Since 1988, Joane had volunteered with the Calgary Aboriginal Arts Society (CAAS). In the course of serving CAAS committees and board, including a term as president, she said, “I’ve been able to help other artists by organizing annual exhibitions including their work. In 2001we created the F’N (First Nations) Gallery, which allows us to hang small exhibitions year ‘round of both individual and group work.

“A few years ago we began to explore theatre, so I have gained a lot of experience in that area helping with several theatre productions.”

Joane worked on the first video (Self Government – Talk about it) that was to become the Aboriginal Program at the Banff Centre and was one of the charter group who participated in the planning of the Aboriginal Program.

As for her writing, Joane said it was something she had been interested in since childhood. “I was an avid reader – about four books a night sometimes. I love writing – and particularly poetry. I wrote for years not worrying about being published. Then the University of Lethbridge’s Whetstone Press called me to use an image on their Aboriginal issue, and I told them I was a closet poet. They asked me to send them some examples and they ended up publishing four or five poems. This happened in 1983 or sio, and it seemed after seeing my work in print I took it more seriously.”

Joane believed that making issues known that need addressing was important. “I suppose I have advocated to have Aboriginal art exhibited in galleries and museums as a lot of artists have done. I just joined in and contributed what I could from my point of view. I suppose one of the more important issues I was involved in was saving the Alberta Aboriginal Art Collection from being sold off piece by piece. That involved telephoning a lot of collectors to not bid on the work.

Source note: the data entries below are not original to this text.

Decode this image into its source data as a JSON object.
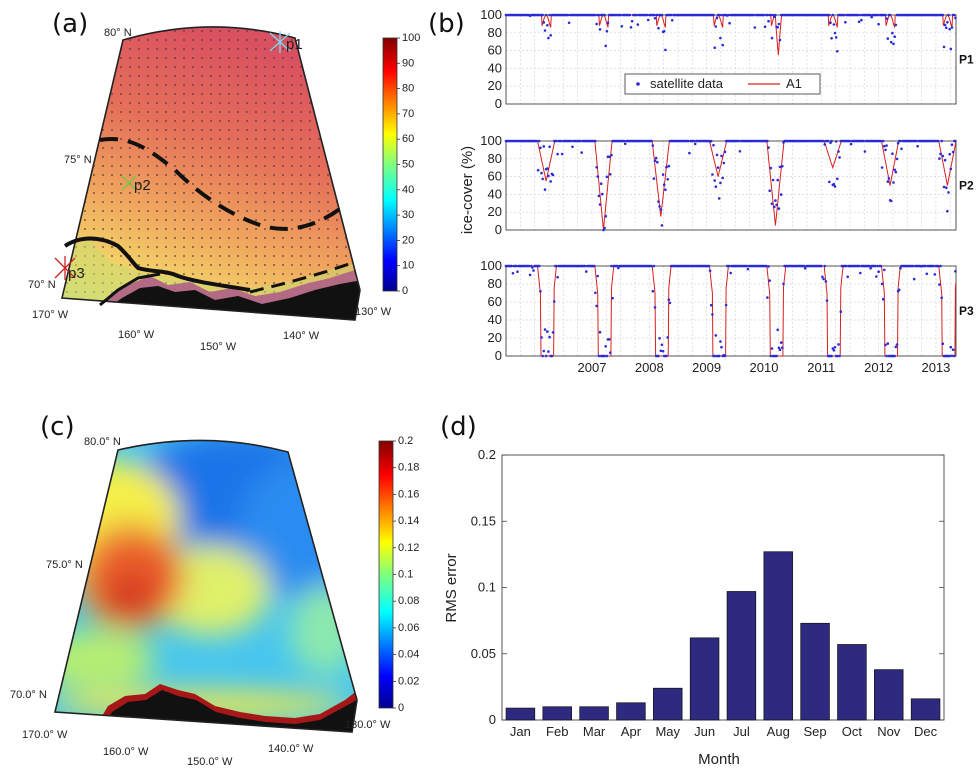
{
  "chart_data": [
    {
      "panel": "(a)",
      "type": "heatmap",
      "lat_labels": [
        "80° N",
        "75° N",
        "70° N"
      ],
      "lon_labels": [
        "170° W",
        "160° W",
        "150° W",
        "140° W",
        "130° W"
      ],
      "points": [
        "p1",
        "p2",
        "p3"
      ],
      "colorbar": {
        "min": 0,
        "max": 100,
        "ticks": [
          0,
          10,
          20,
          30,
          40,
          50,
          60,
          70,
          80,
          90,
          100
        ]
      }
    },
    {
      "panel": "(b)",
      "type": "line",
      "ylabel": "ice-cover (%)",
      "yticks": [
        0,
        20,
        40,
        60,
        80,
        100
      ],
      "xticks": [
        "2007",
        "2008",
        "2009",
        "2010",
        "2011",
        "2012",
        "2013"
      ],
      "rows": [
        "P1",
        "P2",
        "P3"
      ],
      "legend": {
        "items": [
          "satellite data",
          "A1"
        ],
        "position": "center"
      },
      "grid": true,
      "series": [
        {
          "name": "satellite data",
          "style": "points",
          "color": "#2b2bd6"
        },
        {
          "name": "A1",
          "style": "line",
          "color": "#d62020"
        }
      ]
    },
    {
      "panel": "(c)",
      "type": "heatmap",
      "lat_labels": [
        "80.0° N",
        "75.0° N",
        "70.0° N"
      ],
      "lon_labels": [
        "170.0° W",
        "160.0° W",
        "150.0° W",
        "140.0° W",
        "130.0° W"
      ],
      "colorbar": {
        "min": 0,
        "max": 0.2,
        "ticks": [
          "0",
          "0.02",
          "0.04",
          "0.06",
          "0.08",
          "0.1",
          "0.12",
          "0.14",
          "0.16",
          "0.18",
          "0.2"
        ]
      }
    },
    {
      "panel": "(d)",
      "type": "bar",
      "categories": [
        "Jan",
        "Feb",
        "Mar",
        "Apr",
        "May",
        "Jun",
        "Jul",
        "Aug",
        "Sep",
        "Oct",
        "Nov",
        "Dec"
      ],
      "values": [
        0.009,
        0.01,
        0.01,
        0.013,
        0.024,
        0.062,
        0.097,
        0.127,
        0.073,
        0.057,
        0.038,
        0.016
      ],
      "xlabel": "Month",
      "ylabel": "RMS error",
      "ylim": [
        0,
        0.2
      ],
      "yticks": [
        "0",
        "0.05",
        "0.1",
        "0.15",
        "0.2"
      ],
      "bar_color": "#2e2a80"
    }
  ],
  "panel_labels": {
    "a": "(a)",
    "b": "(b)",
    "c": "(c)",
    "d": "(d)"
  },
  "map_a": {
    "lat_80": "80° N",
    "lat_75": "75° N",
    "lat_70": "70° N",
    "lon_170": "170° W",
    "lon_160": "160° W",
    "lon_150": "150° W",
    "lon_140": "140° W",
    "lon_130": "130° W",
    "p1": "p1",
    "p2": "p2",
    "p3": "p3"
  },
  "map_c": {
    "lat_80": "80.0° N",
    "lat_75": "75.0° N",
    "lat_70": "70.0° N",
    "lon_170": "170.0° W",
    "lon_160": "160.0° W",
    "lon_150": "150.0° W",
    "lon_140": "140.0° W",
    "lon_130": "130.0° W"
  },
  "colors": {
    "sat": "#2b2bd6",
    "model": "#d62020",
    "bar": "#2e2a80",
    "land": "#111111"
  }
}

Fortunately, it was saved almost in its entirety.”

Typically, one of her last challenges—earlier this year—was to travel the province on behalf of the Alberta Foundation for the Arts to meet with Aboriginal artists and identify art work from the various stages of their careers not represented in the foundation’s collection, and to recommend purchases. Not only did Aboriginal artists directly benefit from her efforts, but those artists and their work will now be available to this and future generations.

She said her life and career was about “the joy of discovery, curiousity, the journey, the people met, experiences, learning, just being within the creative process.”

To the end, she said “there is still a lot to be done, mainly in figuring out how to continue to share my work in more innovative ways. Basically my career is, I think, to just keep working and everything will follow along.”

Joane is survived by her husband, Eckehart “Mike” Schubert and sons Christopher and Justin Schubert; siblings Douglas (Adoia) Cardinal of Ottawa, Ronald (Lori) Cardinal of Vancouver, Kenneth (Cathy) Cardinal of Perth, Australia, Robert (Carla Kalke) of Vancouver, Carol King (Mike King) of Sherwood Park, AB, Brian (Judy) Cardinal of Edmonton, and numerous nieces and nephews.

She was predeceased by her parents, Joseph and Francis Cardinal, and her brother David, who is survived by his wife Jenny in Auckland, New Zealand.